Dans son intervention de 2018, Eric Schmidt ne croit pas à ce scénario, celui de l’apparition d’Internets parallèles, par pays. Une mesure protectionniste, appliquée à Internet. Pour une raison simple, même les pays autoritaires ont besoin pour commercer, échanger, avec les autres pays, de rester sur un réseau commun, de le garder interopérable avec le reste du monde. Ce n’est pas pour rien si les États-Unis mènent une guerre économique contre la Chine.

Ce conflit commercial concerne de nombreux secteurs de l’économie, mais médiatiquement c’est celui des nouvelles technologies liées à Internet qui occupe toute la place.
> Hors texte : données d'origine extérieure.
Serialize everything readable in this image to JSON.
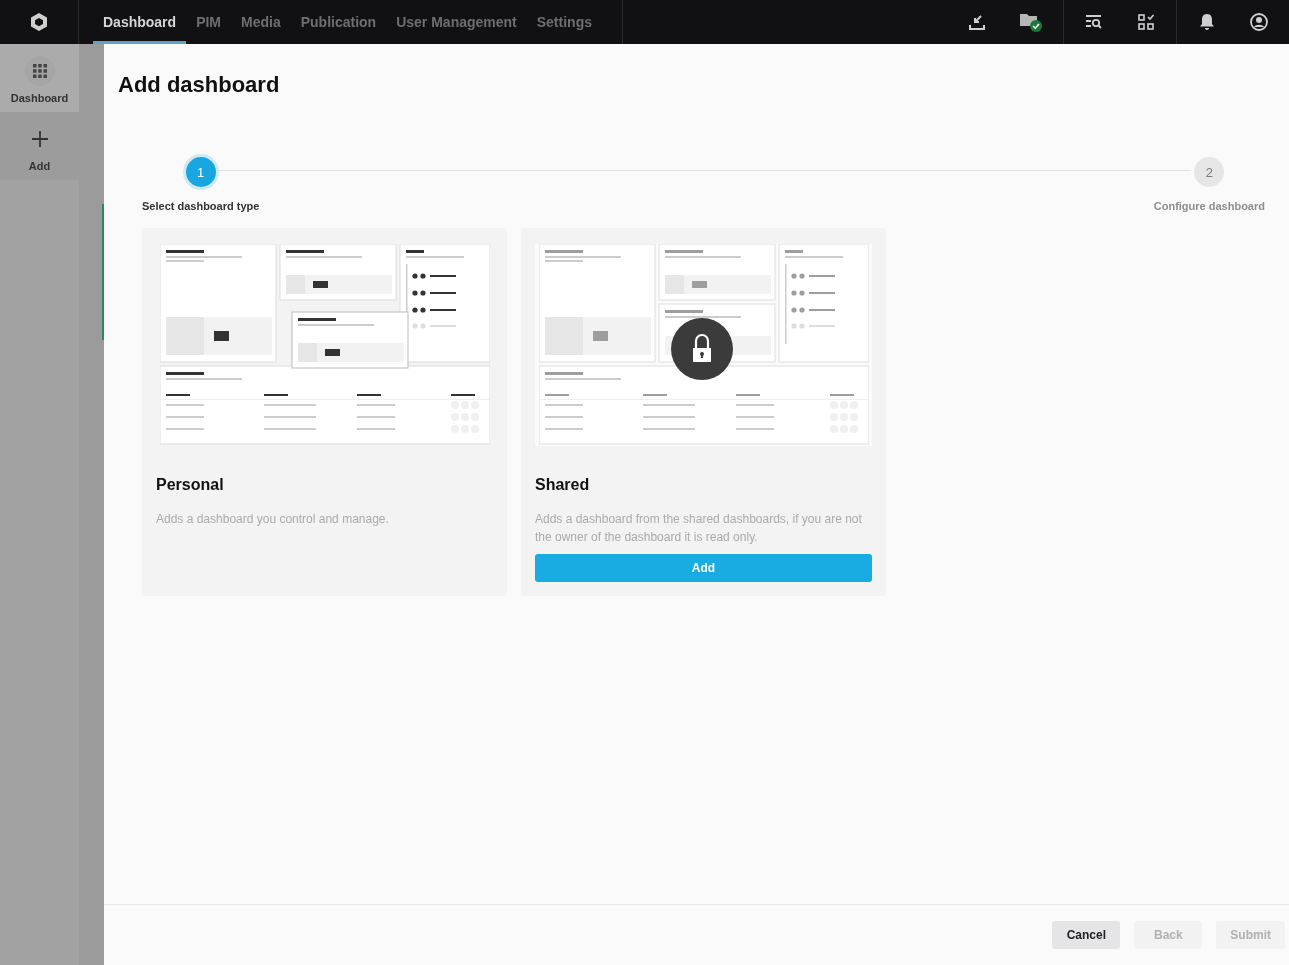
{
  "nav": {
    "tabs": [
      {
        "label": "Dashboard",
        "selected": true
      },
      {
        "label": "PIM",
        "selected": false
      },
      {
        "label": "Media",
        "selected": false
      },
      {
        "label": "Publication",
        "selected": false
      },
      {
        "label": "User Management",
        "selected": false
      },
      {
        "label": "Settings",
        "selected": false
      }
    ]
  },
  "sidebar": {
    "items": [
      {
        "label": "Dashboard",
        "kind": "grid",
        "selected": true
      },
      {
        "label": "Add",
        "kind": "plus",
        "selected": false
      }
    ]
  },
  "page": {
    "title": "Add dashboard"
  },
  "stepper": {
    "steps": [
      {
        "number": "1",
        "label": "Select dashboard type",
        "selected": true
      },
      {
        "number": "2",
        "label": "Configure dashboard",
        "selected": false
      }
    ]
  },
  "cards": [
    {
      "title": "Personal",
      "description": "Adds a dashboard you control and manage.",
      "locked": false
    },
    {
      "title": "Shared",
      "description": "Adds a dashboard from the shared dashboards, if you are not the owner of the dashboard it is read only.",
      "locked": true,
      "button": "Add"
    }
  ],
  "footer": {
    "buttons": [
      {
        "label": "Cancel",
        "disabled": false
      },
      {
        "label": "Back",
        "disabled": true
      },
      {
        "label": "Submit",
        "disabled": true
      }
    ]
  }
}
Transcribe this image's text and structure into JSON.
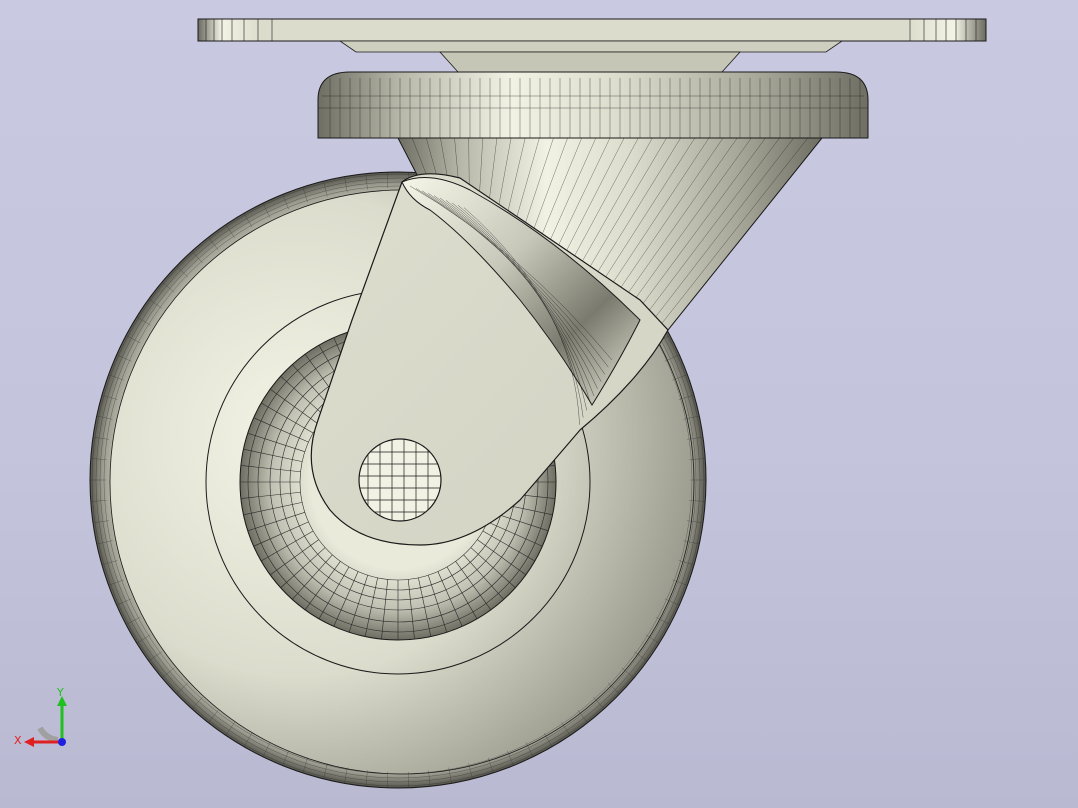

L’interdiction de ces entreprises aux États-Unis n’est rien d’autre qu’une manifestation d’un splinternet à la sauce américaine, dans le but de conserver un leadership historique.

La montée en puissance technologique de la Chine

La Chine a décidé de mener très tôt une politique d’indépendance sur internet vis-à-vis des États-Unis. Ironiquement, comme aux États-Unis, la Chine réfléchit à prendre des mesures antitrust contre ses champions. Jusqu’en 2018, sans VPN, un Occidental perdait vite ses repères sur l’internet chinois. Huawei s’est rapidement imposée comme l’entreprise leader de la nouvelle norme de réseau mobile à travers le monde.

Une prépondérance technologique insupportable pour les États-Unis, alors que le pays ne compte aucune entreprise capable de rivaliser avec Huawei. Il a multiplié, avec succès, les initiatives pour empêcher les alliés des États-Unis de s’équiper avec du matériel ZTE ou Huawei. Les États-Unis ne s’y sont pas trompé en plaçant sur liste noir l’entreprise Semiconductor Manufacturing International Corporation . Très conscient de cet angle mort, le pays multiplie les investissements à coup de centaines milliards de yuans pour refaire son retard.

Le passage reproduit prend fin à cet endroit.